Server Failure Destroys Sidekick Users' Backup Data

Posted by timothy on Saturday October 10, 2009 @09:29PM from the oh-well-enough-said dept.

Expanding on the T-Mobile data loss mentioned in an update to an earlier story, reader stigmato writes "T-Mobile's popular Sidekick brand of devices and their users are facing a data loss crisis. According to the T-Mobile community forums, Microsoft/Danger has suffered a catastrophic server failure that has resulted in the loss of all personal data not stored on the phones. They are advising users not to turn off their phones, reset them or let the batteries die in them for fear of losing what data remains on the devices. Microsoft/Danger has stated that they cannot recover the data but are still trying. Already people are clamoring for a lawsuit. Should we continue to trust cloud computing content providers with our personal information? Perhaps they should have used ZFS or btrfs for their servers."

1 of 304 comments (clear)

Min score:

Reason:

Sort:

Re:"they should have used ZFS or btrfs" by jimicus · 2009-10-11 01:08 · Score: 5, Informative
I've always been amazed that tape is trusted as much as it is. It seem (anecdotally at least) to have a disproportionately high failure rate.
I'm not sure that's the problem so much - after all, LTO has a read head positioned directly after the write head and automatically verifies as it goes along. A tape error is dead easy to spot.
There are a number of places where things can fall apart, and tapes don't even need to come into the matter:
- Nobody checking the logs
- Failure to understand the processes necessary to get a good backup. (You can't just dump the files that comprise a database to disk - you must either quiesce the database or use the DBMS' inbuilt backup routine - or you will wind up with inconsistent files and hence an inconsistent database.

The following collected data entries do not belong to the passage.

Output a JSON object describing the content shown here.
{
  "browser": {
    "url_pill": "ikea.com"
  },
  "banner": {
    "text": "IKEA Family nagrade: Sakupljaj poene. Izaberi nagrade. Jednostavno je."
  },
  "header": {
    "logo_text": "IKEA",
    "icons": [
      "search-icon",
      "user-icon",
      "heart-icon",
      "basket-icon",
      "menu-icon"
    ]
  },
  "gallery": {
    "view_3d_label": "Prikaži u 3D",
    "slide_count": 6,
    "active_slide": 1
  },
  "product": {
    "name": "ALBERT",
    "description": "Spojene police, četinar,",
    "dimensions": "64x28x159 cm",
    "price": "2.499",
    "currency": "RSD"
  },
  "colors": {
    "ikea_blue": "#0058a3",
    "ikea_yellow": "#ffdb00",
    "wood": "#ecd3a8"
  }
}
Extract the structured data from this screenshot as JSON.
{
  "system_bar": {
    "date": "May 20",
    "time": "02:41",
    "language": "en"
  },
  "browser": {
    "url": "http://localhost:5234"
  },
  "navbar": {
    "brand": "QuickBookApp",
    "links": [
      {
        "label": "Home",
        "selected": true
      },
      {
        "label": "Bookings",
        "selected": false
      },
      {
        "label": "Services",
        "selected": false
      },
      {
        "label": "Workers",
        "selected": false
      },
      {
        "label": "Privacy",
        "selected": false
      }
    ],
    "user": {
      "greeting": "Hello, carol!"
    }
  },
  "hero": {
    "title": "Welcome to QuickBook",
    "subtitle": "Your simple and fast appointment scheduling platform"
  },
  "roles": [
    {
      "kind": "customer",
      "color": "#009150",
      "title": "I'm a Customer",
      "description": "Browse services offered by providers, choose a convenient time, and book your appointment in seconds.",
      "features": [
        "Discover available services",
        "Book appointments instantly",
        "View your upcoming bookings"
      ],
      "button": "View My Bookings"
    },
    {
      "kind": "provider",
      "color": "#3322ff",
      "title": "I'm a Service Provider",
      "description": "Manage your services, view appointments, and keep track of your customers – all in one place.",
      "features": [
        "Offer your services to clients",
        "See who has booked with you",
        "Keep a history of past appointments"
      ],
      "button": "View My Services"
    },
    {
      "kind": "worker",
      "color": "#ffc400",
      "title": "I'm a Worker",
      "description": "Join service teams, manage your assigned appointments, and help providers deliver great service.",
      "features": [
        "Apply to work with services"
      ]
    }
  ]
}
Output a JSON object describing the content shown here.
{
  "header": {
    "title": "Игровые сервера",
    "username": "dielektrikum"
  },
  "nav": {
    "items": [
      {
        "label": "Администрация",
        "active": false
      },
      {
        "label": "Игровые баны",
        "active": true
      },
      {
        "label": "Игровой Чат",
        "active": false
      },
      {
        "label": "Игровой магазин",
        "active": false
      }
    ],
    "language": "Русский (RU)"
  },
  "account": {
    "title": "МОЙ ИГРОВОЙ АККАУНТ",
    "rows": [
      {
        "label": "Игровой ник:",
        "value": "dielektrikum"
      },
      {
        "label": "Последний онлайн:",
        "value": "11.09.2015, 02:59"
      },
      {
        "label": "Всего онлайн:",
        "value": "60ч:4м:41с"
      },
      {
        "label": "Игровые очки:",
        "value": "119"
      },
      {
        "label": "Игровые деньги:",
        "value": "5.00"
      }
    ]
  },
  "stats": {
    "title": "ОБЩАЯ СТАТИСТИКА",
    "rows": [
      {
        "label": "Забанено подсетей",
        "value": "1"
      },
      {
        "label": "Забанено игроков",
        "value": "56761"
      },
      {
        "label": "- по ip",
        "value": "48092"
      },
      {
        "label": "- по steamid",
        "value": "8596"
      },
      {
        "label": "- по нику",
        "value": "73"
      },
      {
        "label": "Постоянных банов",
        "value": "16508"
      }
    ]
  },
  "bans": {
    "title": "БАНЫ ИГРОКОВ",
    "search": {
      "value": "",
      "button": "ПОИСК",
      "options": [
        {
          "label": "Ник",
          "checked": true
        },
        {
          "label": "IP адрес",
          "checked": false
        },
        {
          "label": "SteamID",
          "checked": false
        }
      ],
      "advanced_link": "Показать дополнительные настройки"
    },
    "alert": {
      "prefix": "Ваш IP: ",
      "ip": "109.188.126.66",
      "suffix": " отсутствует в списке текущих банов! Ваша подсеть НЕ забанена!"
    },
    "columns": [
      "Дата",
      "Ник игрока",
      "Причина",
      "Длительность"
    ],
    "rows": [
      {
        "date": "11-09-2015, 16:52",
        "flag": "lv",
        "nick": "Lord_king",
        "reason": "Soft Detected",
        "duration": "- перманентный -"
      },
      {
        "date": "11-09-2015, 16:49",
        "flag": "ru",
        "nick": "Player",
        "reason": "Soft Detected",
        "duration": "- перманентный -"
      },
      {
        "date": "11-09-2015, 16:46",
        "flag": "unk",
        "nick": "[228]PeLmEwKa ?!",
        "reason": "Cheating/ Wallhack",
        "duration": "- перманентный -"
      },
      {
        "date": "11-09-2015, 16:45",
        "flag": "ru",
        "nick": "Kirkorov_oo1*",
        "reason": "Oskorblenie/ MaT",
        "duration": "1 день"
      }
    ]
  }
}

You'd be amazed how many people don't understand this.)
- Failure to maintain backup processes. (When you moved the database to another disk because you were running out of space, you did update your backup process? Right?)
- Not doing any test restores.
- Not doing enough test restores, or doing them carefully enough. (If you're unlucky, your database will come back up OK even though you didn't quiesce it before carrying out the backup. Why do I say unlucky? Well, if it had not come up OK, you'd know immediately that there was a problem with your process. Then once the database is back up, make sure you check the restored data to ensure that recent transactions which should be on the backup actually are).